The tracheal relaxing effects and beta 2-selectivity of BDTI (1-benzyl-6,7-dihydroxy-1,2,3,4-tetrahydroisoquinoline HBr) were investigated in canine trachea and rat heart by radioligand binding assay and pharmacological experiments in comparison with those of other beta-adrenoceptor agonists, salbutamol and isoprenaline. The potency of relaxing effect on carbachol-induced contraction in isolated canine trachea was in the order of isoprenaline (pD2 = 6.70 +/- 0.08) > BDTI (6.11 +/- 0.06) approximately salbutamol (6.14 +/- 0.08). ICI-118,551 (a selective beta 2-antagonist) and atenolol (a selective beta 1-antagonist) inhibited the relaxant action of BDTI with pKB values of 8.4 and 5.3, respectively, corresponding to high affinity for ICI-118,551 and low affinity for atenolol in antagonizing this response. The Kd values of radioligand ([3H]-CGP12177) were 453.3 +/- 30.8 and 563.4 +/- 96.7 pmol/l in cultured canine tracheal smooth muscle cells (TSMCs) and rat cardiomyocytes, respectively, and the Bmax values were 64.6 +/- 10.7 and 245.7 +/- 44.5 fmol/mg protein, respectively. BDTI, salbutamol and isoprenaline inhibited the binding of [3H]-CGP12177 in a concentration-dependent manner in cultured canine TSMCs (Ki 0.73 +/- 0.15, 0.75 +/- 0.21 and 0.24 +/- 0.05 mumol/l, respectively) and rat cardiomyocytes (Ki 2.76 +/- 0.36, 2.31 +/- 0.26 and 0.22 +/- 0.03 mumol/l, respectively). These results demonstrated that BDTI possessed moderate selectivity (3.8-fold) to beta 2-adrenoceptors as judged from the Ki (heart)/Ki (trachea) value (salbutamol 3.1-fold, isoprenaline 0.92-fold).

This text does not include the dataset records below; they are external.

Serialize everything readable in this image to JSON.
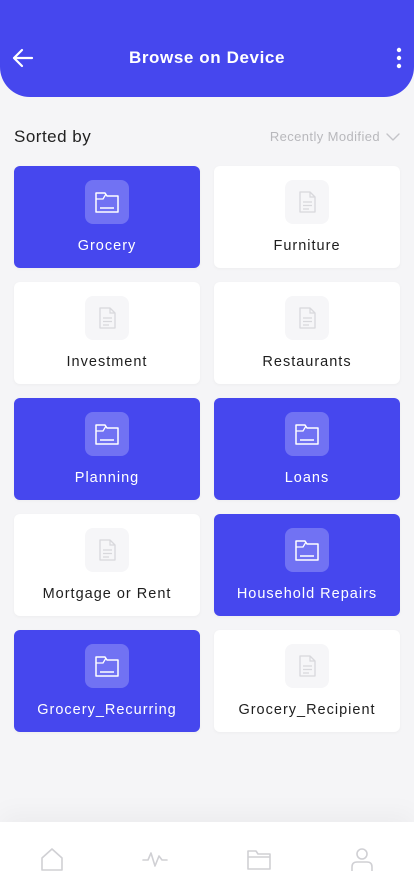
{
  "header": {
    "title": "Browse on Device"
  },
  "sort": {
    "label": "Sorted by",
    "selected": "Recently Modified"
  },
  "folders": [
    {
      "label": "Grocery",
      "active": true
    },
    {
      "label": "Furniture",
      "active": false
    },
    {
      "label": "Investment",
      "active": false
    },
    {
      "label": "Restaurants",
      "active": false
    },
    {
      "label": "Planning",
      "active": true
    },
    {
      "label": "Loans",
      "active": true
    },
    {
      "label": "Mortgage or Rent",
      "active": false
    },
    {
      "label": "Household Repairs",
      "active": true
    },
    {
      "label": "Grocery_Recurring",
      "active": true
    },
    {
      "label": "Grocery_Recipient",
      "active": false
    }
  ],
  "nav": [
    {
      "icon": "home-icon"
    },
    {
      "icon": "activity-icon"
    },
    {
      "icon": "folder-icon"
    },
    {
      "icon": "profile-icon"
    }
  ],
  "colors": {
    "accent": "#4647ee",
    "accent_light": "#7172f3",
    "background": "#f5f5f7"
  }
}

BDTI and salbutamol also stimulated cAMP formation in a concentration-dependent manner in cultured canine TSMCs (EC50 0.5 +/- 0.2 and 0.4 +/- 0.1 mumol/l, respectively) and rat cardiomyocytes (EC50 6.2 +/- 0.5 and 5.7 +/- 0.6 mumol/l, respectively). The selectivity of BDTI and salbutamol for beta 2-adrenoceptors on the cAMP response were 12.4 and 14.3 times, respectively. It is concluded that BDTI is a beta 2-selective adrenoceptor agonist.